Note this simply invokes test_equal(a,b,name,args,bApprox,false).

procedure 
test_true(bool success, string name="", sequence args={}) -- test something is true

success: a value which should be true
name: the test name (optional but recommended)
args: if not {}, name=sprintf(name,args) is performed

Unless set_test_abort(TEST_CRASH) is in force, omitting the name may make it harder to identify the failing test, although when there are only a few tests [in a section/module], that is unlikely to be a significant issue.
Invokes exactly the same private internal routine as the second half of test_equal() and the following three public routines (but all with differing args).

procedure 
test_false(bool success, string name="", sequence args={}) -- test something is false

success: a value which should be false

Equivalent to test_true(not success,name,args)

procedure 
test_pass(string name="", sequence args={}) -- a test has succeeded

Equivalent to test_true(true,name,args)

Typically used when some condition does not easily fit on one line, the main/only point of invoking this directly would be to see the number of passed tests (briefly) pop up or lie waiting as proof in some log file.

procedure 
test_fail(string name="", sequence args={}) -- a test has failed

Equivalent to test_true(false,name,args)

Typically used when some condition does not easily fit on one line.

procedure 
test_summary(bool close_log=true) -- show test summary (if appropriate)

close_log: do not provide/for internal use: allows set_test_module() to keep any log file open.

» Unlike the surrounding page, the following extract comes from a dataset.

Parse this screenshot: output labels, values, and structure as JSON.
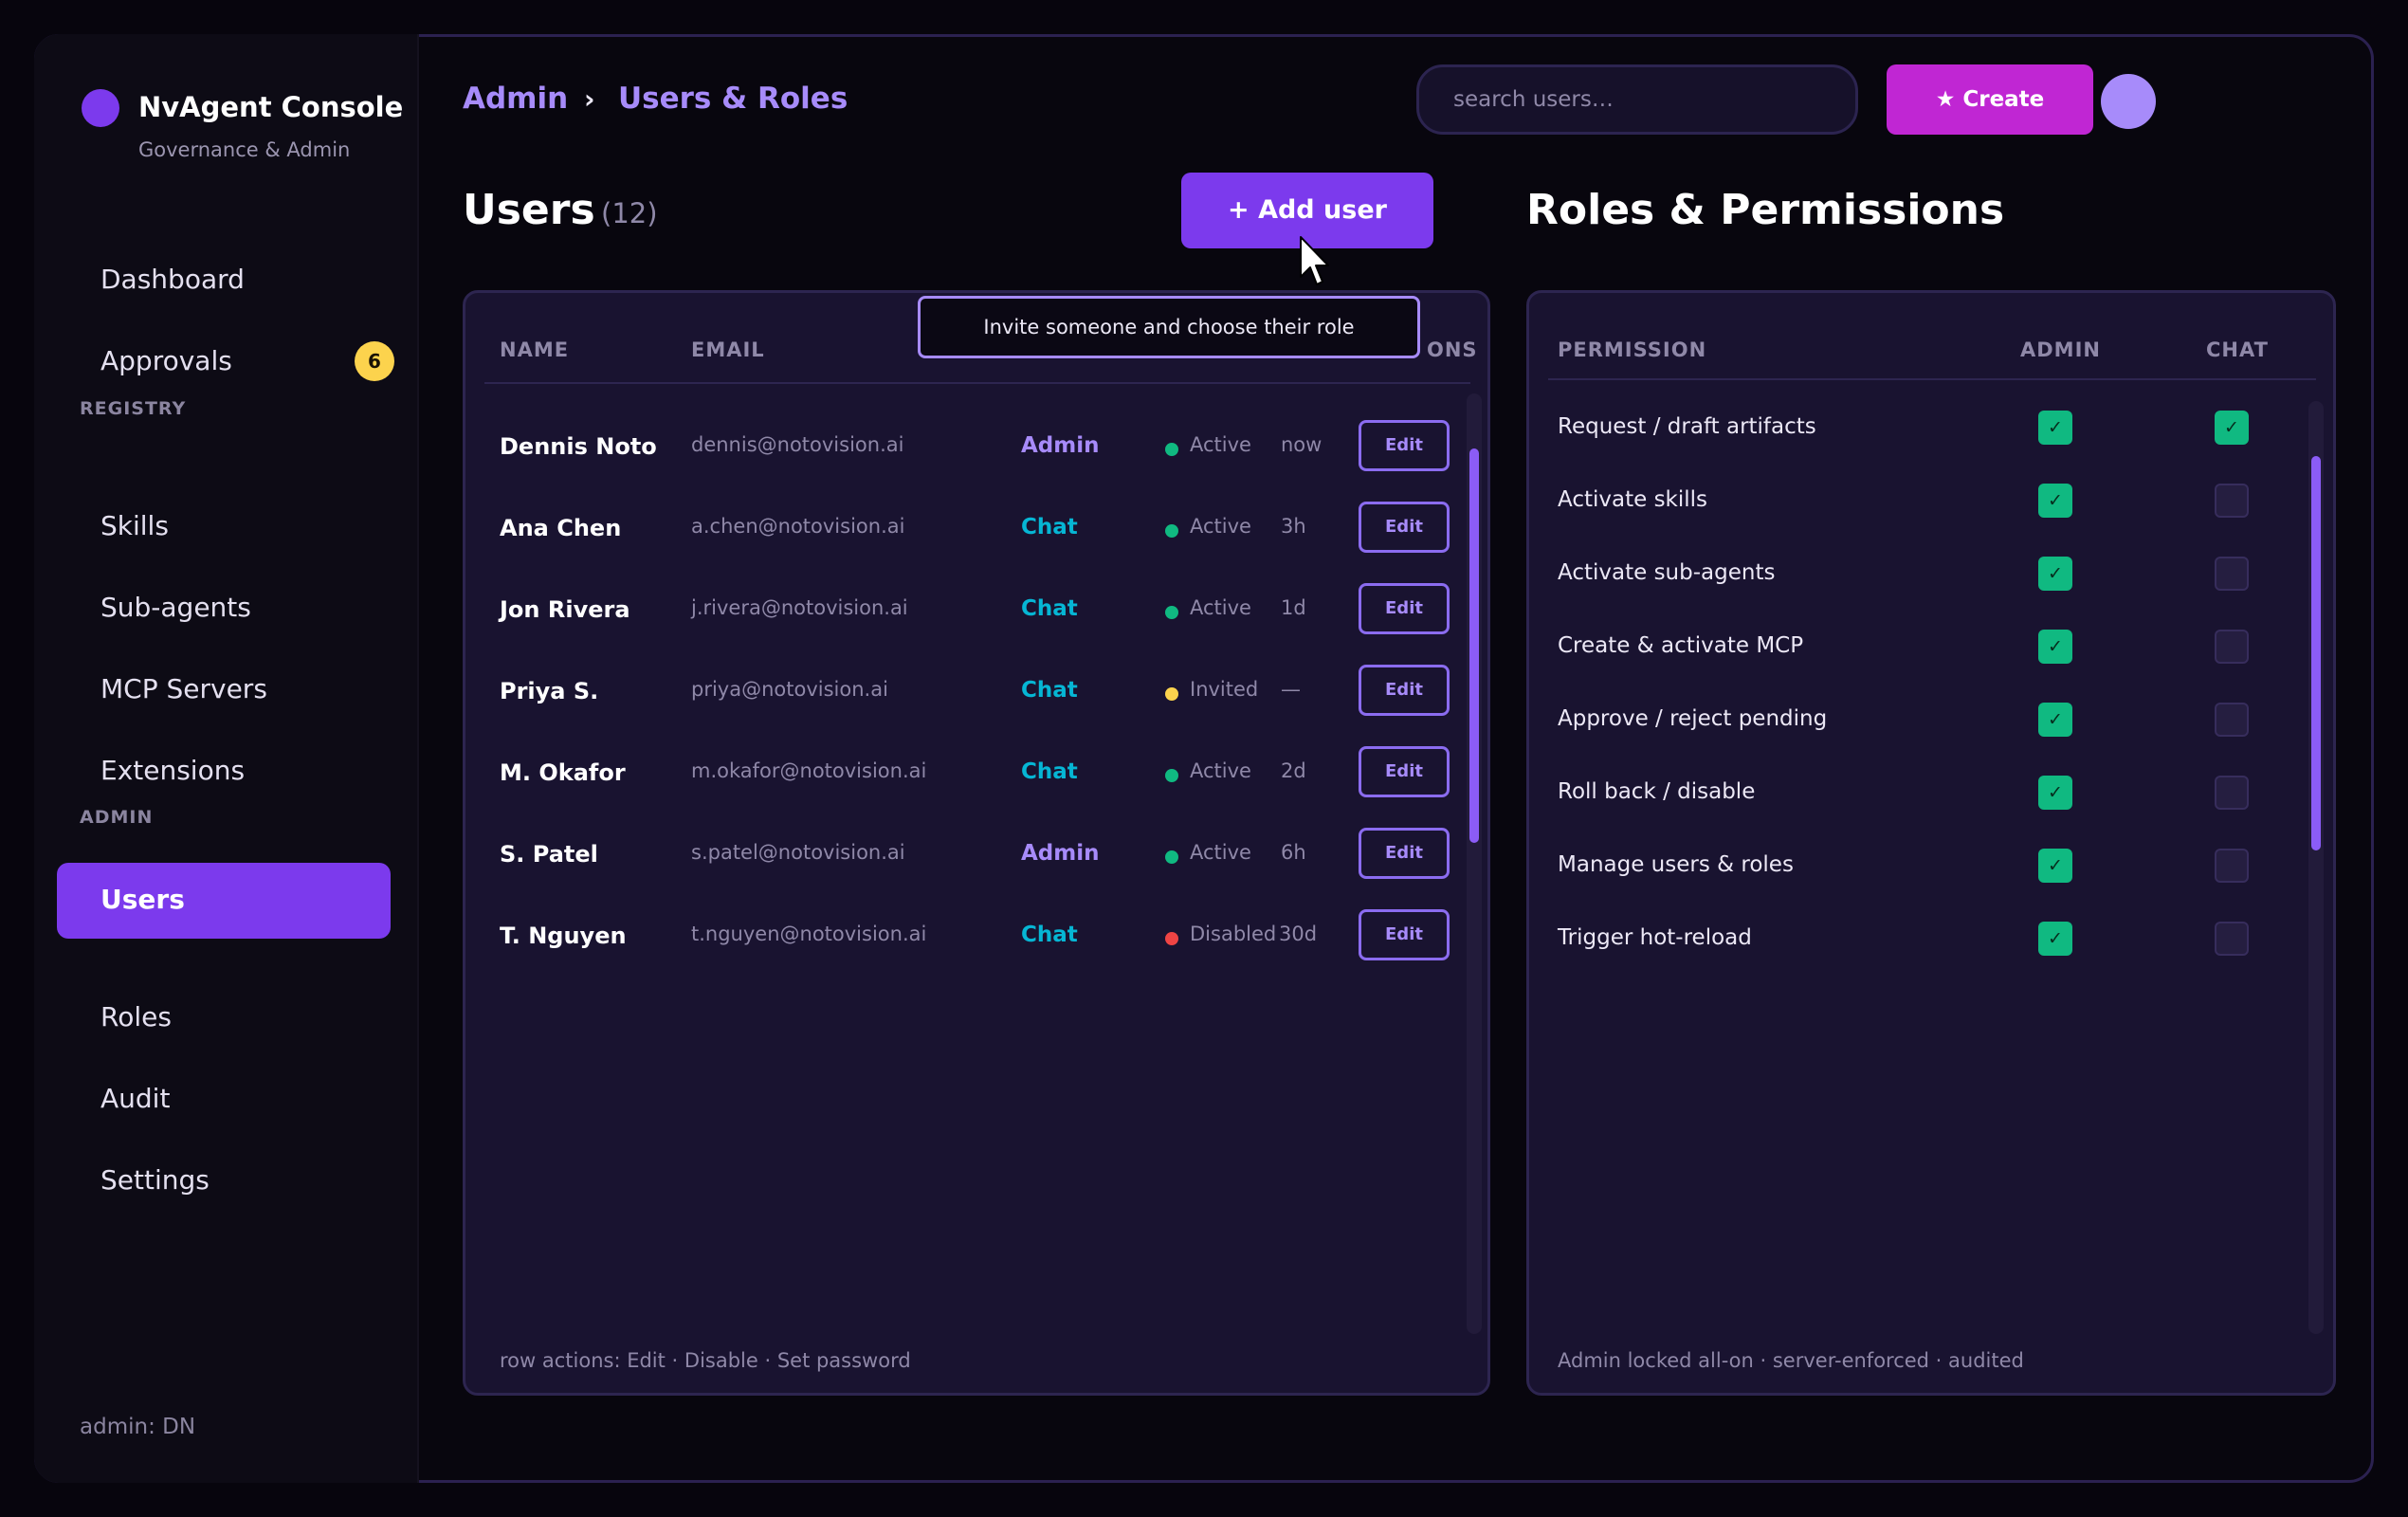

Optionally prints eg "20 tests run, 19 passed, 1 failed, 95% success\n", along with an optional "Press any key to continue..." pause, closes any log file, and/or aborts.
Should you forget to invoke this routine, and TEST_QUIET or TEST_SUMMARY is in force, it is quite possible that all failures may go completely unnoticed, and even with a higher setting they may flash up on the screen but disappear too quickly to be read, especially that is after set_test_pause(TEST_QUIET).
Use set_test_module() for all but the last in preference to invoking this several times, except just prior to abort(), crash(), etc.


Regarding BDD, TDD, etc.

Tests are brilliant, they really are, and inadequate tests are, well, just inadequate. TDD/BDD both risk approaching the problem from 100% the wrong angle, not that I have any objection to writing maybe 10% or even 20% of tests up-front.
The very best tests are those that promise (as best anything can) some customer will not re-experience the (apparently) exact same problem this time next week/month - every (non-trivial) maintenance task should result in a new unit test, whether that uses unit_test.e or is simply a crash() (/assert) statement. [Of course unit_test.e is intended to alert you about a problem without unnecessarily hindering development, whereas a crash() can often stop it dead in its tracks.]
Nearly as good are tests that actively assist in the development process by preventing the re-emergence of bugs that just bit you.
Utterly useless tests are the ones that can never trigger, and the big problem with TDD/BDD is they are placed front and centre, and worse should they in any way actively deter writing tests that utilise knowledge learnt during implementation.
Where TDD/BDD shines is when you know up-front that nothing will be learnt and there will be absolutely no innovation, which is the very definition of soul-destroying. The same applies to some forms of OOP that insist on the creation of entire classes so banal and trivial that TDD/BDD suffices. One good thing about TDD is that it deters the use of toolchains with primitive run-time diagnostics, ie C++, C, Assembler, vs. everything from Java and Python and of course Phix, which at least try to be helpful to the developer.